When it comes to finding a PAF pickup for a Les Paul, about all you can do is put your head down on your desk.  If you try to make sense of the 679 different pickups out there designed to sound “just like” a vintage 1959 Gibson PAF pickup, you will surely go mad.  So when I finally decided to pull the Dirty Fingers pickups from my GLP 70’s Tribute, I was determined to use one of the pickups I already owned, rather than go shopping for a new one.

My go to PAF “clone” pickup over the past few years has been the Seymour Duncan Pearly Gates.  I’ve played a lot of humbuckers, and in recent years my two favorite sounding humbuckers have been the Pearly Gates by Seymour Duncan and the Shawbucker by Fender.  You can’t buy a Shawbucker pickup, as of right now.  They only come in American Strats.  But you can buy a Pearly Gates, which I did, a while ago.  I put it in my PRS SE Custom 24.  And it made a big difference over the stock G&B pickup in the thing.

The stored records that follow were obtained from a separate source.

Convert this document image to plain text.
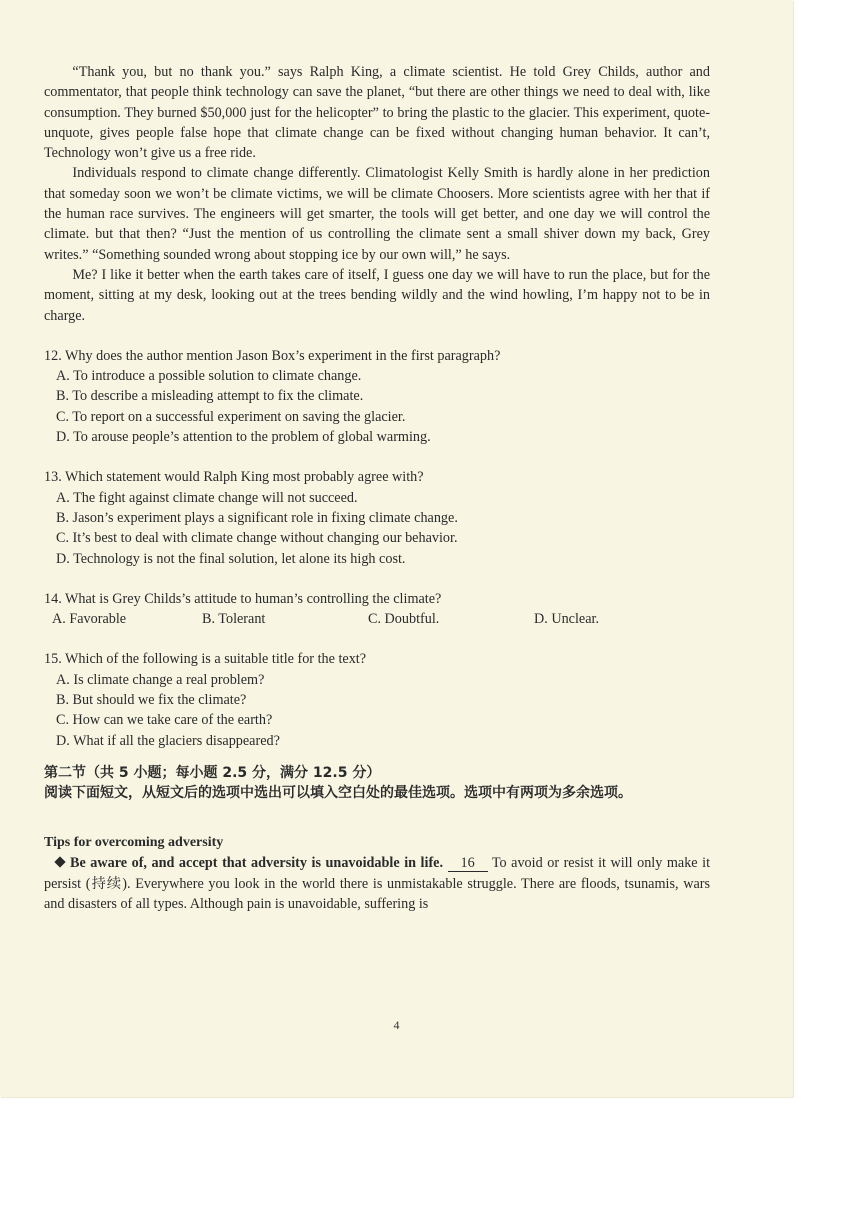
“Thank you, but no thank you.” says Ralph King, a climate scientist. He told Grey Childs, author and commentator, that people think technology can save the planet, “but there are other things we need to deal with, like consumption. They burned $50,000 just for the helicopter” to bring the plastic to the glacier. This experiment, quote-unquote, gives people false hope that climate change can be fixed without changing human behavior. It can’t, Technology won’t give us a free ride.

Individuals respond to climate change differently. Climatologist Kelly Smith is hardly alone in her prediction that someday soon we won’t be climate victims, we will be climate Choosers. More scientists agree with her that if the human race survives. The engineers will get smarter, the tools will get better, and one day we will control the climate. but that then? “Just the mention of us controlling the climate sent a small shiver down my back, Grey writes.” “Something sounded wrong about stopping ice by our own will,” he says.

Me? I like it better when the earth takes care of itself, I guess one day we will have to run the place, but for the moment, sitting at my desk, looking out at the trees bending wildly and the wind howling, I’m happy not to be in charge.

12. Why does the author mention Jason Box’s experiment in the first paragraph?

A. To introduce a possible solution to climate change.

B. To describe a misleading attempt to fix the climate.

C. To report on a successful experiment on saving the glacier.

D. To arouse people’s attention to the problem of global warming.

13. Which statement would Ralph King most probably agree with?

A. The fight against climate change will not succeed.

B. Jason’s experiment plays a significant role in fixing climate change.

C. It’s best to deal with climate change without changing our behavior.

D. Technology is not the final solution, let alone its high cost.

14. What is Grey Childs’s attitude to human’s controlling the climate?

A. Favorable	B. Tolerant	C. Doubtful.	D. Unclear.

15. Which of the following is a suitable title for the text?

A. Is climate change a real problem?

B. But should we fix the climate?

C. How can we take care of the earth?

D. What if all the glaciers disappeared?

第二节（共 5 小题；每小题 2.5 分，满分 12.5 分）

阅读下面短文，从短文后的选项中选出可以填入空白处的最佳选项。选项中有两项为多余选项。

Tips for overcoming adversity

Be aware of, and accept that adversity is unavoidable in life. 16 To avoid or resist it will only make it persist (持续). Everywhere you look in the world there is unmistakable struggle. There are floods, tsunamis, wars and disasters of all types. Although pain is unavoidable, suffering is

4
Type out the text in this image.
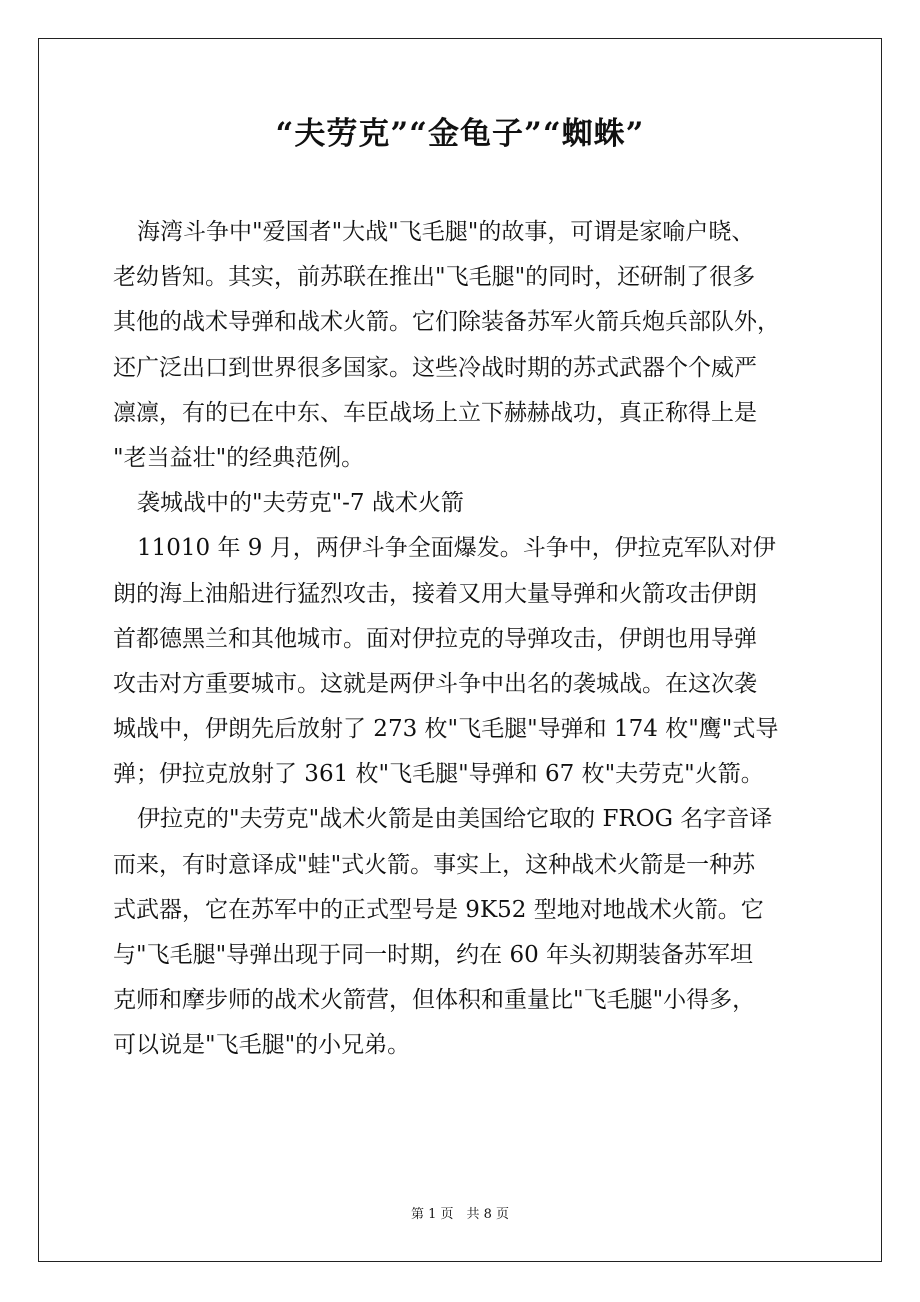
“夫劳克”“金龟子”“蜘蛛”
海湾斗争中"爱国者"大战"飞毛腿"的故事，可谓是家喻户晓、
老幼皆知。其实，前苏联在推出"飞毛腿"的同时，还研制了很多
其他的战术导弹和战术火箭。它们除装备苏军火箭兵炮兵部队外，
还广泛出口到世界很多国家。这些冷战时期的苏式武器个个威严
凛凛，有的已在中东、车臣战场上立下赫赫战功，真正称得上是
"老当益壮"的经典范例。
袭城战中的"夫劳克"-7 战术火箭
11010 年 9 月，两伊斗争全面爆发。斗争中，伊拉克军队对伊
朗的海上油船进行猛烈攻击，接着又用大量导弹和火箭攻击伊朗
首都德黑兰和其他城市。面对伊拉克的导弹攻击，伊朗也用导弹
攻击对方重要城市。这就是两伊斗争中出名的袭城战。在这次袭
城战中，伊朗先后放射了 273 枚"飞毛腿"导弹和 174 枚"鹰"式导
弹；伊拉克放射了 361 枚"飞毛腿"导弹和 67 枚"夫劳克"火箭。
伊拉克的"夫劳克"战术火箭是由美国给它取的 FROG 名字音译
而来，有时意译成"蛙"式火箭。事实上，这种战术火箭是一种苏
式武器，它在苏军中的正式型号是 9K52 型地对地战术火箭。它
与"飞毛腿"导弹出现于同一时期，约在 60 年头初期装备苏军坦
克师和摩步师的战术火箭营，但体积和重量比"飞毛腿"小得多，
可以说是"飞毛腿"的小兄弟。
第 1 页　共 8 页
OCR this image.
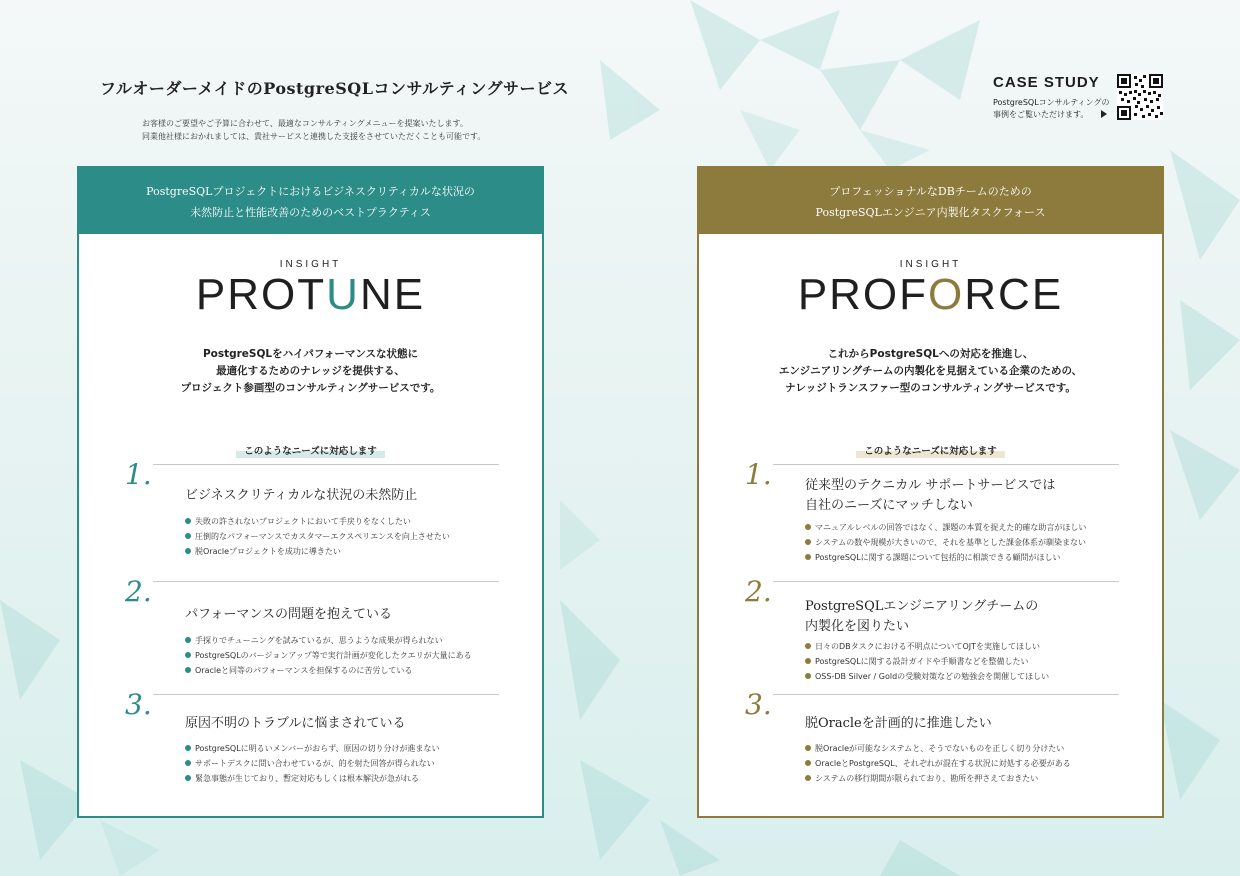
フルオーダーメイドのPostgreSQLコンサルティングサービス
お客様のご要望やご予算に合わせて、最適なコンサルティングメニューを提案いたします。
同業他社様におかれましては、貴社サービスと連携した支援をさせていただくことも可能です。
CASE STUDY
PostgreSQLコンサルティングの
事例をご覧いただけます。
PostgreSQLプロジェクトにおけるビジネスクリティカルな状況の
未然防止と性能改善のためのベストプラクティス
INSIGHT
PROTUNE
PostgreSQLをハイパフォーマンスな状態に
最適化するためのナレッジを提供する、
プロジェクト参画型のコンサルティングサービスです。
このようなニーズに対応します
1.
ビジネスクリティカルな状況の未然防止
失敗の許されないプロジェクトにおいて手戻りをなくしたい
圧倒的なパフォーマンスでカスタマーエクスペリエンスを向上させたい
脱Oracleプロジェクトを成功に導きたい
2.
パフォーマンスの問題を抱えている
手探りでチューニングを試みているが、思うような成果が得られない
PostgreSQLのバージョンアップ等で実行計画が変化したクエリが大量にある
Oracleと同等のパフォーマンスを担保するのに苦労している
3.
原因不明のトラブルに悩まされている
PostgreSQLに明るいメンバーがおらず、原因の切り分けが進まない
サポートデスクに問い合わせているが、的を射た回答が得られない
緊急事態が生じており、暫定対応もしくは根本解決が急がれる
プロフェッショナルなDBチームのための
PostgreSQLエンジニア内製化タスクフォース
INSIGHT
PROFORCE
これからPostgreSQLへの対応を推進し、
エンジニアリングチームの内製化を見据えている企業のための、
ナレッジトランスファー型のコンサルティングサービスです。
このようなニーズに対応します
1.	従来型のテクニカル サポートサービスでは
自社のニーズにマッチしない
マニュアルレベルの回答ではなく、課題の本質を捉えた的確な助言がほしい
システムの数や規模が大きいので、それを基準とした課金体系が馴染まない
PostgreSQLに関する課題について包括的に相談できる顧問がほしい
2.	PostgreSQLエンジニアリングチームの
内製化を図りたい
日々のDBタスクにおける不明点についてOJTを実施してほしい
PostgreSQLに関する設計ガイドや手順書などを整備したい
OSS-DB Silver / Goldの受験対策などの勉強会を開催してほしい
3.
脱Oracleを計画的に推進したい
脱Oracleが可能なシステムと、そうでないものを正しく切り分けたい
OracleとPostgreSQL、それぞれが混在する状況に対処する必要がある
システムの移行期間が限られており、勘所を押さえておきたい
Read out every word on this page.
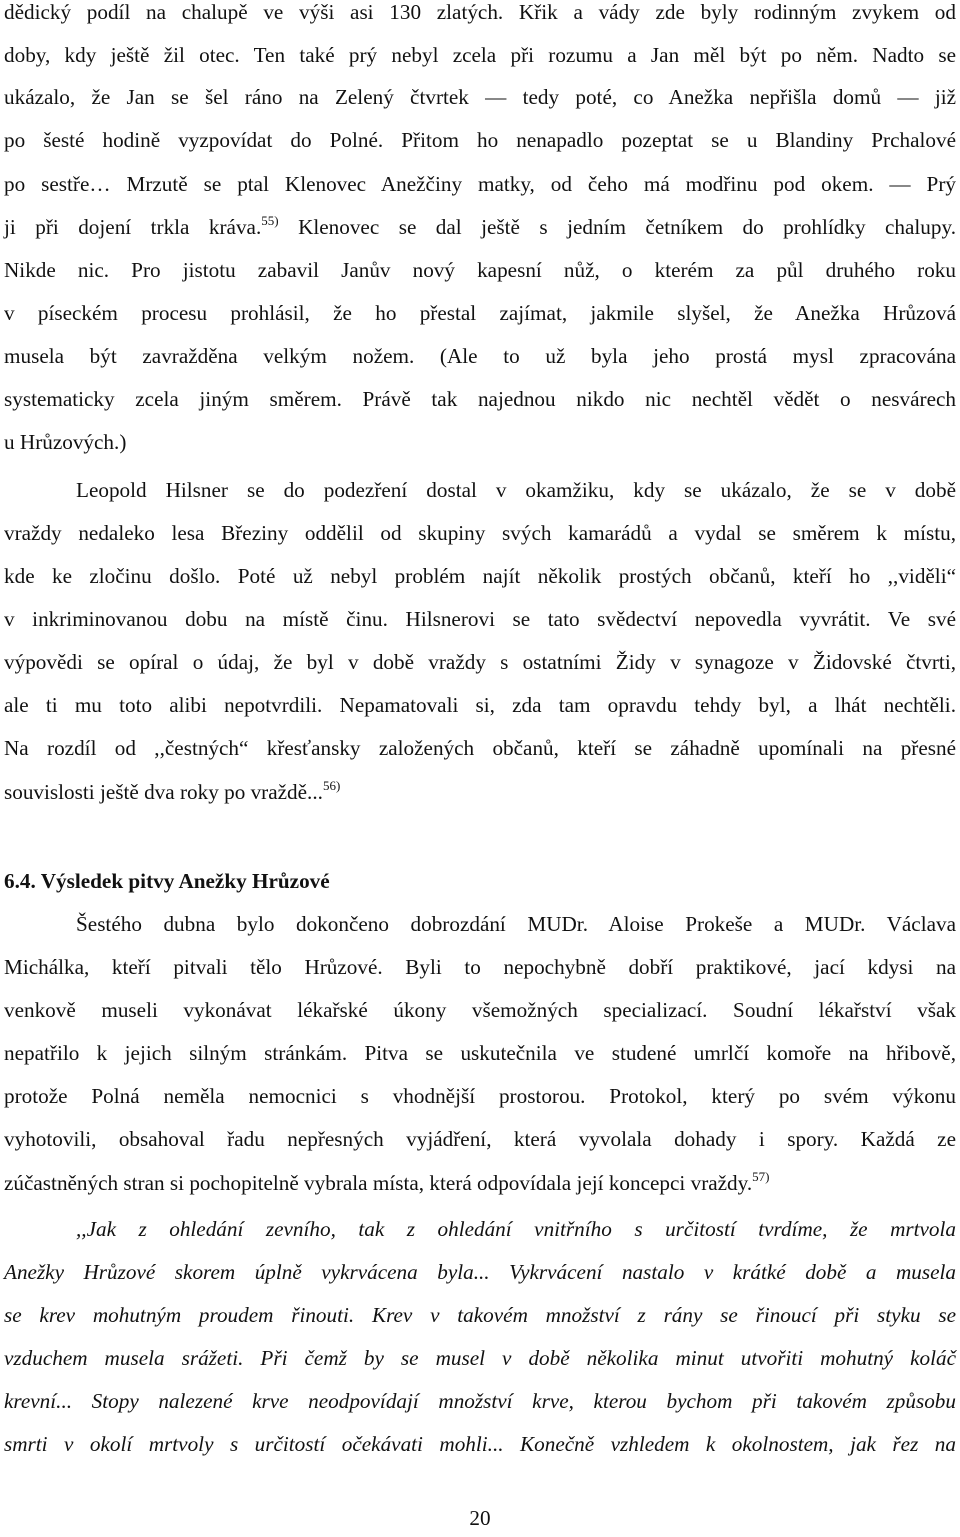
dědický podíl na chalupě ve výši asi 130 zlatých. Křik a vády zde byly rodinným zvykem od
doby, kdy ještě žil otec. Ten také prý nebyl zcela při rozumu a Jan měl být po něm. Nadto se
ukázalo, že Jan se šel ráno na Zelený čtvrtek — tedy poté, co Anežka nepřišla domů — již
po šesté hodině vyzpovídat do Polné. Přitom ho nenapadlo pozeptat se u Blandiny Prchalové
po sestře… Mrzutě se ptal Klenovec Anežčiny matky, od čeho má modřinu pod okem. — Prý
ji při dojení trkla kráva.$^{55)}$ Klenovec se dal ještě s jedním četníkem do prohlídky chalupy.
Nikde nic. Pro jistotu zabavil Janův nový kapesní nůž, o kterém za půl druhého roku
v píseckém procesu prohlásil, že ho přestal zajímat, jakmile slyšel, že Anežka Hrůzová
musela být zavražděna velkým nožem. (Ale to už byla jeho prostá mysl zpracována
systematicky zcela jiným směrem. Právě tak najednou nikdo nic nechtěl vědět o nesvárech
u Hrůzových.)
Leopold Hilsner se do podezření dostal v okamžiku, kdy se ukázalo, že se v době
vraždy nedaleko lesa Březiny oddělil od skupiny svých kamarádů a vydal se směrem k místu,
kde ke zločinu došlo. Poté už nebyl problém najít několik prostých občanů, kteří ho ,,viděli“
v inkriminovanou dobu na místě činu. Hilsnerovi se tato svědectví nepovedla vyvrátit. Ve své
výpovědi se opíral o údaj, že byl v době vraždy s ostatními Židy v synagoze v Židovské čtvrti,
ale ti mu toto alibi nepotvrdili. Nepamatovali si, zda tam opravdu tehdy byl, a lhát nechtěli.
Na rozdíl od ,,čestných“ křesťansky založených občanů, kteří se záhadně upomínali na přesné
souvislosti ještě dva roky po vraždě...$^{56)}$
6.4. Výsledek pitvy Anežky Hrůzové
Šestého dubna bylo dokončeno dobrozdání MUDr. Aloise Prokeše a MUDr. Václava
Michálka, kteří pitvali tělo Hrůzové. Byli to nepochybně dobří praktikové, jací kdysi na
venkově museli vykonávat lékařské úkony všemožných specializací. Soudní lékařství však
nepatřilo k jejich silným stránkám. Pitva se uskutečnila ve studené umrlčí komoře na hřibově,
protože Polná neměla nemocnici s vhodnější prostorou. Protokol, který po svém výkonu
vyhotovili, obsahoval řadu nepřesných vyjádření, která vyvolala dohady i spory. Každá ze
zúčastněných stran si pochopitelně vybrala místa, která odpovídala její koncepci vraždy.$^{57)}$
,,Jak z ohledání zevního, tak z ohledání vnitřního s určitostí tvrdíme, že mrtvola
Anežky Hrůzové skorem úplně vykrvácena byla... Vykrvácení nastalo v krátké době a musela
se krev mohutným proudem řinouti. Krev v takovém množství z rány se řinoucí při styku se
vzduchem musela srážeti. Při čemž by se musel v době několika minut utvořiti mohutný koláč
krevní... Stopy nalezené krve neodpovídají množství krve, kterou bychom při takovém způsobu
smrti v okolí mrtvoly s určitostí očekávati mohli... Konečně vzhledem k okolnostem, jak řez na
20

In the name of science (and an endless need to mess with things) I pulled the Pearly Gates from the PRS and re-inserted the stock G&B pickup.  A quick play told me what I needed to know – the G&B sounded less “alive.”  More muddy.  It didn’t sound bad, it just didn’t sound as good.  In other news, the sun will rise tomorrow.

I want my Les Paul 70’s Tribute to sound like a nice old Les Paul – smooth, basically, with some bite when I crank things.  The Pearly Gates is an Alnico II pickup that’s smooth with some bite when you crank things.  But I have another Alnico II humbucker in my collection – it’s from GFS, home of cheap parts and known to all guitar tinkerers as low end stuff that is sometimes very good.  The Pearly Gates goes for around $110.  The GFS Alnico II goes for less than half of that.  In the interest of science, again, I took my Alnico II pickups out of my Squier Jagmaster and put them in my Les Paul.

So?  Well… I like them better than the Dirty Fingers pickups they replaced.  They measured around 9k, and the Dirty Fingers measured around 20k.  The Dirty Fingers are hard rock/metal pickups in my book.  I find them to be similar to the Dimarzio Super Distortion pickups.  They overdrive the front of the amp very well and they have nice detail.  But they’re not “warm.”  Anyway, the GFS Alnico II pickups are… well, funky.  They sound fantastic in the Jagmaster.  They sounded good in the Les Paul – good enough to leave in there.

But in the same Les Paul, the Pearly Gates sounds better.  More detail, warmer, more bite.  I think GFS should be congratulated for their pickups – They’re a great deal.  For inexpensive guitars, they’re an inexpensive upgrade.  But I won’t be leaving them in my Les Paul forever.  That Pearly Gates sounded too good.  I think I’ll save up my pennies and buy another one and put it in the bridge position.